0 stars 0 forks source link

Miscompilation after r355962: [SROA] Fix a crash when trying to convert a memset to an non-integral pointer #42496

Open Quuxplusone opened 5 years ago

Quuxplusone commented 5 years ago
Bugzilla Link PR43526
Status NEW
Importance P enhancement
Reported by dmajor (dmajor@bugmail.cc)
Reported on 2019-10-01 08:41:57 -0700
Last modified on 2019-10-03 12:43:41 -0700
Version unspecified
Hardware PC Windows NT
CC efriedma@quicinc.com, htmldeveloper@gmail.com, listmail@philipreames.com, llvm-bugs@lists.llvm.org
Fixed by commit(s)
Attachments miscompile.txt (3466 bytes, text/plain)
Blocks PR43360
Blocked by
See also
Created attachment 22613
Miscompilation analysis

After moving Firefox builds to clang 9.0.0, some of our tests failed because of
a miscompilation that began in r355962 according to a bisect.

Unfortunately I don't have a small repro and I'm not sure it's feasible to
produce one. The affected code is part of a huge binary that is built with LTO
and PGO, and we only see the issue on a single platform (Android ARM32) that is
difficult to build and debug locally.

I'm attaching a file containing a colleague's analysis of the generated code
near the point of failure (from
https://bugzilla.mozilla.org/show_bug.cgi?id=1583907#c17). A value that we
needed was placed into r0, but then r0 was immediately overwritten by something
else.

@reames, is there any chance you might be able to have a look at the analysis
and intuit what went wrong? I'm not sure what other hope we have of debugging
this.
Quuxplusone commented 5 years ago

Attached miscompile.txt (3466 bytes, text/plain): Miscompilation analysis

Quuxplusone commented 5 years ago

There's a strong possibility that the patch itself is fine, and you're finding some unrelated miscompile. You could try dumping the "-mllvm -debug-only=sroa" log before/after the patch, to check if there's some difference that's obviously wrong, I guess.

It should be possible to extract a small reproduction... although we don't have great tooling to do that with ThinLTO at the moment. You can use lld -save-temps to get the bitcode and object files for each ThinLTO unit, find the relevant file, do whatever transform on it, and link against the other ELF files dumped by -save-temps. (It's not obvious if the bad transform here is happening at ThinLTO time, or during bitcode generation, though.)

https://llvm.org/docs/OptBisect.html is generally useful for debugging configurations which are hard to break into separate steps. But there isn't any way to make it properly bisect a ThinLTO pipeline at the moment. (Someone should probably look into implementing that.)

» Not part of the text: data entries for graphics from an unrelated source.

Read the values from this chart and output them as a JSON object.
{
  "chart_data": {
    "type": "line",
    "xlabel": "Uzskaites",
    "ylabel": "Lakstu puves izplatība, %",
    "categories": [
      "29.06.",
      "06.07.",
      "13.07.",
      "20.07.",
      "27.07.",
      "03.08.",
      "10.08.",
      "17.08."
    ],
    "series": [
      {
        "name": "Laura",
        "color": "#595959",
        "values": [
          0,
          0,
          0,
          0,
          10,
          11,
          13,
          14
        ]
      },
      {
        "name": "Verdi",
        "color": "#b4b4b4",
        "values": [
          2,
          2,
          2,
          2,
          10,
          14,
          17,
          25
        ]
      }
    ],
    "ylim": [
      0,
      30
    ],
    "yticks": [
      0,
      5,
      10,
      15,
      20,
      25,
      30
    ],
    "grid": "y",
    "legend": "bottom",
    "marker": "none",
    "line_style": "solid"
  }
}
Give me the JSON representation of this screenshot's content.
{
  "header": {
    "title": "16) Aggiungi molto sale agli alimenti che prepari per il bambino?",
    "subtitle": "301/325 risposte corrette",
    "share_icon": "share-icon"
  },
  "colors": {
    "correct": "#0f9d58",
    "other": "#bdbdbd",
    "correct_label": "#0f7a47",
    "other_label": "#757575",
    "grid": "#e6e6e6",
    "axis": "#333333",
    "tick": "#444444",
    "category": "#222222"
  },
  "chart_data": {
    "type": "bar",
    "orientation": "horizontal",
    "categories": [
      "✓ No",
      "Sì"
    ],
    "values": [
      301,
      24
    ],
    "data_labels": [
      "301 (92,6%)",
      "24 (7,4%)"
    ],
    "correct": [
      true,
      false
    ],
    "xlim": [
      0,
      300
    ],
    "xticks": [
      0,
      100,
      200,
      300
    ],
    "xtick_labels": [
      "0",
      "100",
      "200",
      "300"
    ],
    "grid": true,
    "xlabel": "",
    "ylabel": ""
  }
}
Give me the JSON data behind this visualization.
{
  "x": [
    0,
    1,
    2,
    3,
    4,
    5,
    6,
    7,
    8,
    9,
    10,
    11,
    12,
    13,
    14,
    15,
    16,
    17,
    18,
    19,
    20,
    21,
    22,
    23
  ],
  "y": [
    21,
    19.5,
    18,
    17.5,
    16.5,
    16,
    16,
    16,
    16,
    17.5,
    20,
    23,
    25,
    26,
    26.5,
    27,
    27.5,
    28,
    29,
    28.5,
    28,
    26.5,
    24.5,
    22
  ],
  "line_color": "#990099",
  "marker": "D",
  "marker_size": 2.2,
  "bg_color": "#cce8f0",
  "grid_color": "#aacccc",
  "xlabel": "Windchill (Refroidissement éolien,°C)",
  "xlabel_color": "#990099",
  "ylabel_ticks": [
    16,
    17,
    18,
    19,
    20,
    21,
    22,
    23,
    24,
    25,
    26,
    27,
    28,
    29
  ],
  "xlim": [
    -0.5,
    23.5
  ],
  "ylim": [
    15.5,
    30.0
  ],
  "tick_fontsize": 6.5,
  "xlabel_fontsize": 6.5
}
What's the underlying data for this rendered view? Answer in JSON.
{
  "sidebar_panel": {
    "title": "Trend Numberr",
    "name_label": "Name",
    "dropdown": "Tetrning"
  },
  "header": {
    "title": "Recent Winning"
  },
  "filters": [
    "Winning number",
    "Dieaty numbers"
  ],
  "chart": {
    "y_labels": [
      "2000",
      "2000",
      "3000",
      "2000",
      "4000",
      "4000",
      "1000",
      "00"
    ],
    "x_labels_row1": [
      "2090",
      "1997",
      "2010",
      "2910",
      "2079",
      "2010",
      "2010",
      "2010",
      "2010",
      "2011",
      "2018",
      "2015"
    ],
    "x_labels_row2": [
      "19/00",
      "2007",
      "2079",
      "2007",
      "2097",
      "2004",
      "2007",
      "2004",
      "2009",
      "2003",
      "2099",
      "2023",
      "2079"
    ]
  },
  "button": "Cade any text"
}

Quuxplusone commented 5 years ago

I've attempted to gather the various bits of information that have been requested, but it's turning out to be too much of a pain. As I've mentioned this is an especially frustrating build configuration, and the builds don't even run on my machine, I have to send them off to a remote server.

I had been hoping that a problem might be obvious from inspection of the codegen (sometimes this works, so it's worth trying) but if we need to dig deeper then there isn't much hope. Maybe we or someone else will hit this again on a more easily debuggable build configuration.